El autor francés divide la obra de Lovecraft en cuatro círculos: correspondencia y poemas, solo parcialmente publicados y la mayoría no traducidos; textos en colaboración; relatos varios, y relatos que constituyen el corazón del mito: La llamada de Cthulhu (1926), El color surgido del espacio (1927), El horror de Dunwich (1928), En las montañas de la locura (1931), En la noche de los tiempos (1934), entre otros. En todas estas obras, la escritura del norteamericano “no se despliega tan solo en la hipertrofia y el delirio; a veces hay también en ella una delicadeza, una profundidad luminosa muy poco corrientes”.

Con abundantes ejemplos de la obra de Lovecraft, el ensayo analiza desde el particular estilo del escritor hasta sus influencias en la literatura posterior, pasando por la concepción de lo fantástico que muestra en cada uno de sus cuentos y de sus novelas. A diferencia del  fantástico tradicional, que comienza con un clima de felicidad y de trivialidad donde pronto irrumpe lo sobrenatural, en Lovecraft, ya desde el inicio, no existe esa banalidad, esa cotidianeidad. Él escribe para un público de fanáticos que desde las primeras líneas están en presencia del mal. Ese fanatismo, sin dudas, se relaciona con la creación de una mitología propia. Como señala Houellebecq, crear un gran mito popular es crear un ritual que el lector espera con impaciencia, seducido en cada ocasión por una nueva repetición en términos ligeramente distintos que, para él, es una nueva profundización.

También el propio Lovecraft  incursionó en el ensayo, y escribió cartas o consejos a escritores jóvenes, pero en estos textos decepciona.
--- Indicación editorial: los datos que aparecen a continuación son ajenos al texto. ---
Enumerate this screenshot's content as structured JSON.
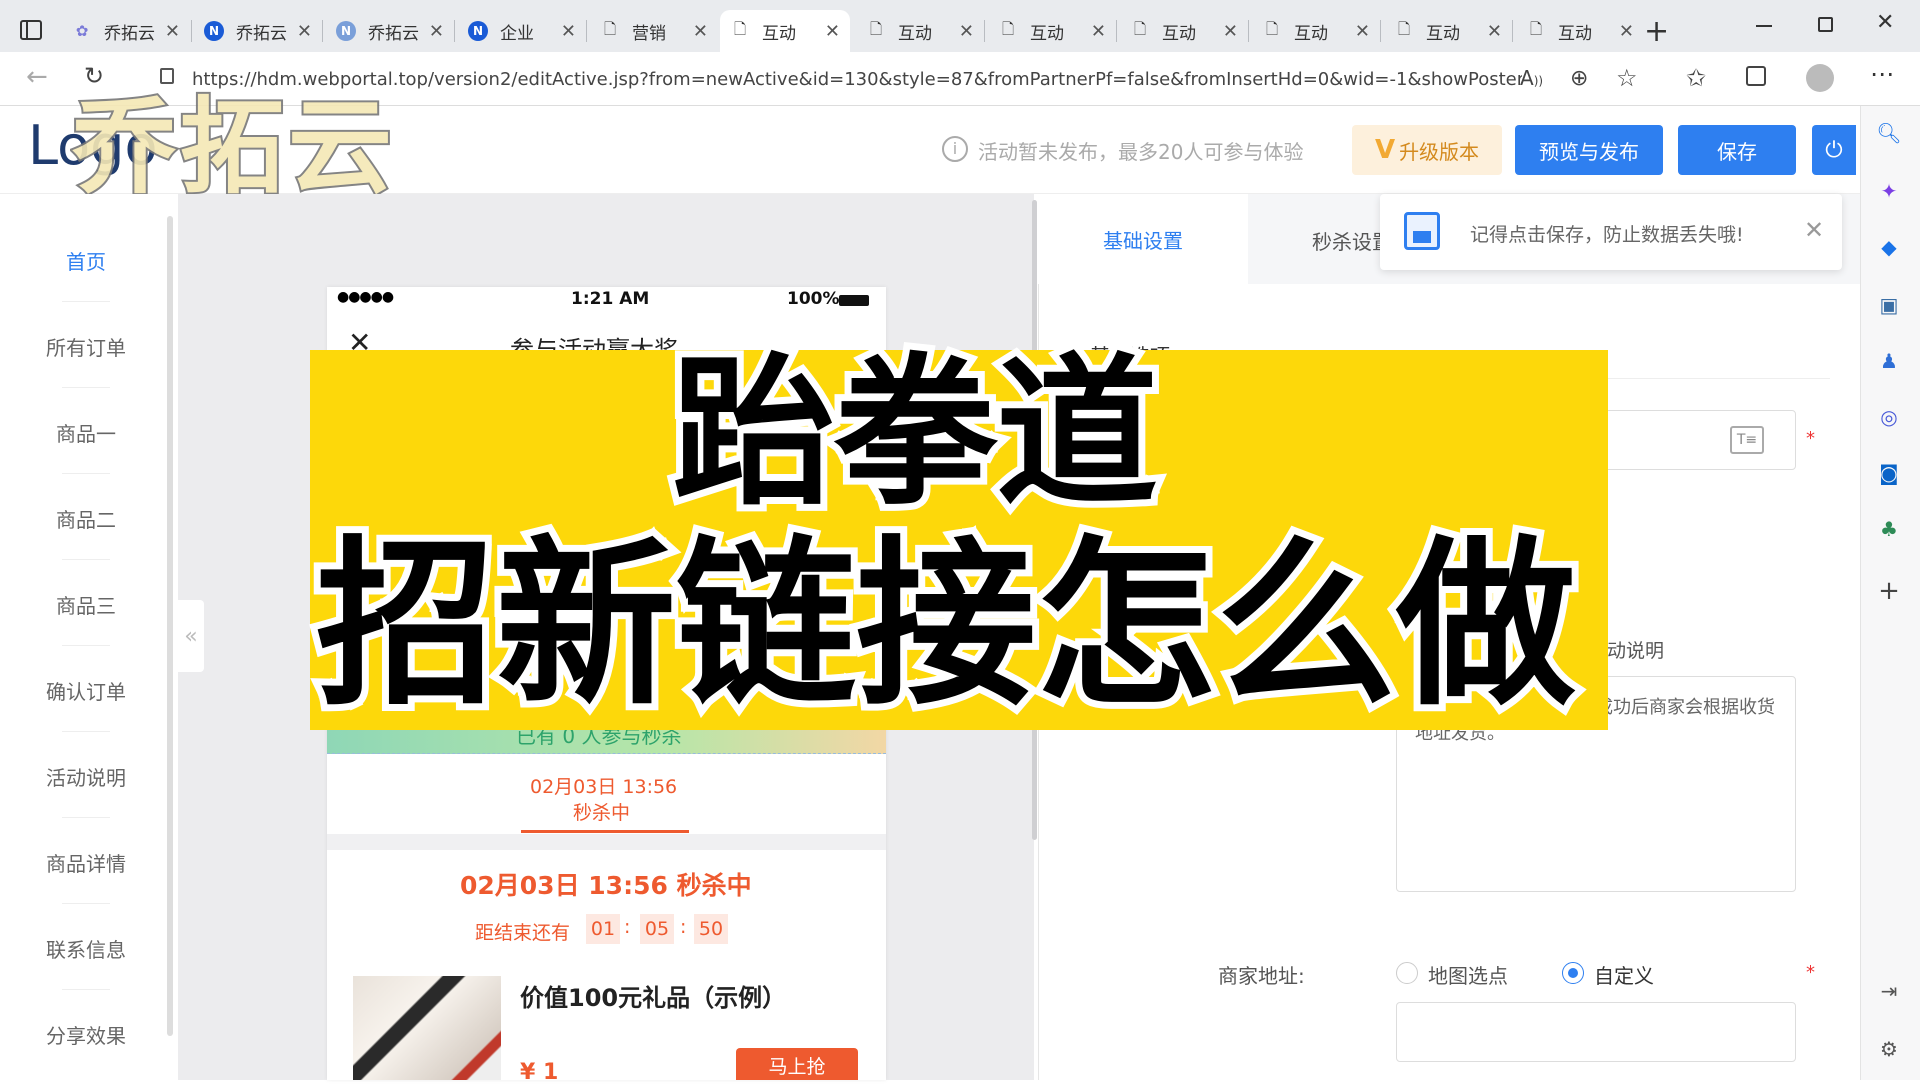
{
  "browser": {
    "tabs": [
      {
        "label": "乔拓云"
      },
      {
        "label": "乔拓云"
      },
      {
        "label": "乔拓云"
      },
      {
        "label": "企业"
      },
      {
        "label": "营销"
      },
      {
        "label": "互动"
      },
      {
        "label": "互动"
      },
      {
        "label": "互动"
      },
      {
        "label": "互动"
      },
      {
        "label": "互动"
      },
      {
        "label": "互动"
      },
      {
        "label": "互动"
      }
    ],
    "url": "https://hdm.webportal.top/version2/editActive.jsp?from=newActive&id=130&style=87&fromPartnerPf=false&fromInsertHd=0&wid=-1&showPosterSharin..."
  },
  "watermark": "乔拓云",
  "header": {
    "logo": "Logo",
    "notice": "活动暂未发布，最多20人可参与体验",
    "upgrade": "升级版本",
    "preview_publish": "预览与发布",
    "save": "保存"
  },
  "toast": {
    "text": "记得点击保存，防止数据丢失哦!"
  },
  "nav": {
    "items": [
      "首页",
      "所有订单",
      "商品一",
      "商品二",
      "商品三",
      "确认订单",
      "活动说明",
      "商品详情",
      "联系信息",
      "分享效果"
    ]
  },
  "phone": {
    "signal": "●●●●●",
    "time": "1:21 AM",
    "battery": "100%",
    "title": "参与活动赢大奖",
    "participants": "已有 0 人参与秒杀",
    "tab_date": "02月03日 13:56",
    "tab_status": "秒杀中",
    "headline": "02月03日 13:56 秒杀中",
    "countdown_label": "距结束还有",
    "countdown": [
      "01",
      "05",
      "50"
    ],
    "product_name": "价值100元礼品（示例）",
    "price": "¥ 1",
    "buy": "马上抢"
  },
  "settings": {
    "tabs": [
      "基础设置",
      "秒杀设置"
    ],
    "section": "基本选项",
    "desc_label": "活动说明",
    "desc_text": "选择商品并支付，支付成功后商家会根据收货地址发货。",
    "address_label": "商家地址:",
    "address_options": [
      "地图选点",
      "自定义"
    ],
    "address_selected": 1
  },
  "overlay": {
    "line1": "跆拳道",
    "line2": "招新链接怎么做"
  },
  "colors": {
    "accent": "#2e7ff0",
    "orange": "#ee5a2f",
    "banner": "#fdd80a"
  }
}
Allí aprendemos sobre sus gustos y su vasta cultura; nos enteramos de que admiraba a Poe, a Dusnany, a Machen, a Blackwood, pero falta el toque de genialidad, su aporte a lo fantástico que aparecerá en sus escritos narrativos, donde realmente se aprecian los recursos de su arte. Lo que destaca H. P Lovecraft. Contra el mundo, contra la vida son las “descripciones arquitectónicas” que nos ponen en presencia de un nuevo mundo donde la iluminación es fundamental para crear atmósferas oníricas. El escritor norteamericano también aprovecha las imágenes sensoriales de todo tipo –aunque se destacan las auditivas–: todas convergen para confirmar que el universo es francamente repulsivo. 

En cuanto a los personajes, son todos similares porque su única función real es percibir. La psicología no tiene cabida porque a Lovecraft no le importa el terror psicológico. En este sentido, la ciencia como descripción objetiva de la realidad le sirve al autor para lograr ese terror librado de toda connotación humana. Los conceptos científicos forman parte de universo literario del escritor y obedecen el siguiente principio: “Cuánto más monstruosos e inconcebibles sean los acontecimientos y entidades descriptos, más precisa y clínica ha de ser la descripción”.

Asimismo, hay una constante referencia de Houellebecq a aquellos que quisieron continuar a Lovecraft, imitarlo o rendirle un homenaje, aunque también el texto habla de cómo aquel influyó en la renovación de la ilustración fantástica, en el rock, en el cine y en la arquitectura. “Una vez muerto, nació su obra”, dicen sus biógrafos, y es absolutamente verdad. Sus fanáticos, pero también los que no lo conocen encontrarán en este ensayo –más allá de la no tan lograda traducción– un texto que se lee casi con el mismo placer que surge de la lectura de uno de los cuentos o de las novelas del narrador norteamericano.